AUTHOR=Qiao Yajun , Li Cen , Zhang Ming , Zhang Xingfang , Wei Lixin , Cao Keshen , Zhang Xiaoyuan , Bi Hongtao , Gao Tingting TITLE=Effects of Tibetan medicine metacinnabar (β-HgS) combined with imipramine or sertraline on depression-like symptoms in mice JOURNAL=Frontiers in Pharmacology VOLUME=13 YEAR=2022 URL=https://www.frontiersin.org/journals/pharmacology/articles/10.3389/fphar.2022.971243 DOI=10.3389/fphar.2022.971243 ISSN=1663-9812 ABSTRACT=

Depression is a common mood disorder that has exhibited an increased incidence rate worldwide, but the overall clinical efficacy of antidepressants remains unsatisfactory. In traditional Ayurveda and Tibetan medicines, β-HgS-containing medicines have been used to treat neurological diseases for thousands of years, and our previous study found that β-HgS ameliorated depression-like behaviors in chronic restraint stress (CRS)-treated or chronic unpredictable mild stress (CUMS)-treated mice. Hence, present study investigated the effects of β-HgS combined with the clinical first-line antidepressants, imipramine (IMI) and sertraline (SER), on depression-like symptoms in CRS- and CUMS-co-treated mice.
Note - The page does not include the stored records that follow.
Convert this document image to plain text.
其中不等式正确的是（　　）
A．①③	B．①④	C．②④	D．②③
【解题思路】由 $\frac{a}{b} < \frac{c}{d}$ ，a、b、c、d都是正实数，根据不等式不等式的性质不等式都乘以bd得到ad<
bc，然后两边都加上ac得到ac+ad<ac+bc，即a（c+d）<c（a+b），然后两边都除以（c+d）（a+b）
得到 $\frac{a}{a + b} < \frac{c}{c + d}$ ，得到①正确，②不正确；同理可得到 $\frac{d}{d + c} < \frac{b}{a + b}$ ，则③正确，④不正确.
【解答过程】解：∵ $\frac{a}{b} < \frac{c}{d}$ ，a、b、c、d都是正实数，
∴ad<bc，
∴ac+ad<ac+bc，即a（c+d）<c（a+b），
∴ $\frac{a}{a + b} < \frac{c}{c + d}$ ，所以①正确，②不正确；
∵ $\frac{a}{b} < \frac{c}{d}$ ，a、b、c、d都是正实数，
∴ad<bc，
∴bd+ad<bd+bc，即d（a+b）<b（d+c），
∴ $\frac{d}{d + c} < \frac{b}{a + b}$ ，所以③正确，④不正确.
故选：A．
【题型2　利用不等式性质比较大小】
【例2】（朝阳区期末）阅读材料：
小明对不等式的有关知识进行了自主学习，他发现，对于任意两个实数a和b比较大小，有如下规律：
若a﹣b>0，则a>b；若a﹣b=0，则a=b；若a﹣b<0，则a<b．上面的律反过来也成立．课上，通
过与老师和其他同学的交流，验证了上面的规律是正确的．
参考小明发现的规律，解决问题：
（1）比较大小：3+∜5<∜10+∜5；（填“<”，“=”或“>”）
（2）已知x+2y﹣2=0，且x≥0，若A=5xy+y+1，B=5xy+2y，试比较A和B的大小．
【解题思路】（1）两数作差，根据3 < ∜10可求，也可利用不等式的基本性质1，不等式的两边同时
Our results revealed that β-HgS promoted the antidepressant effect of SER on depression-like behavior in mice, and enhanced its effects on promoting glucocorticoid receptor (GR) expression and neuronal proliferation in key hippocampal subregions, as well as increasing interleukin 10 (IL-10) levels and decreasing malondialdehyde levels in the sera of stress-stimulated mice. As for IMI, β-HgS enhanced its effects on preventing atrophy and severe structural damage in the hippocampus, as well as in promoting hippocampal GR levels and neuronal proliferation and serum IL-10 and superoxide dismutase (SOD) levels. Additionally, combination therapy resulted in the increased diversity of important intestinal microbiota compared to that of monotherapy, which may help sustain the health of the digestive tract and reduce inflammation to further enhance the antidepressant effects of IMI and SER in mice.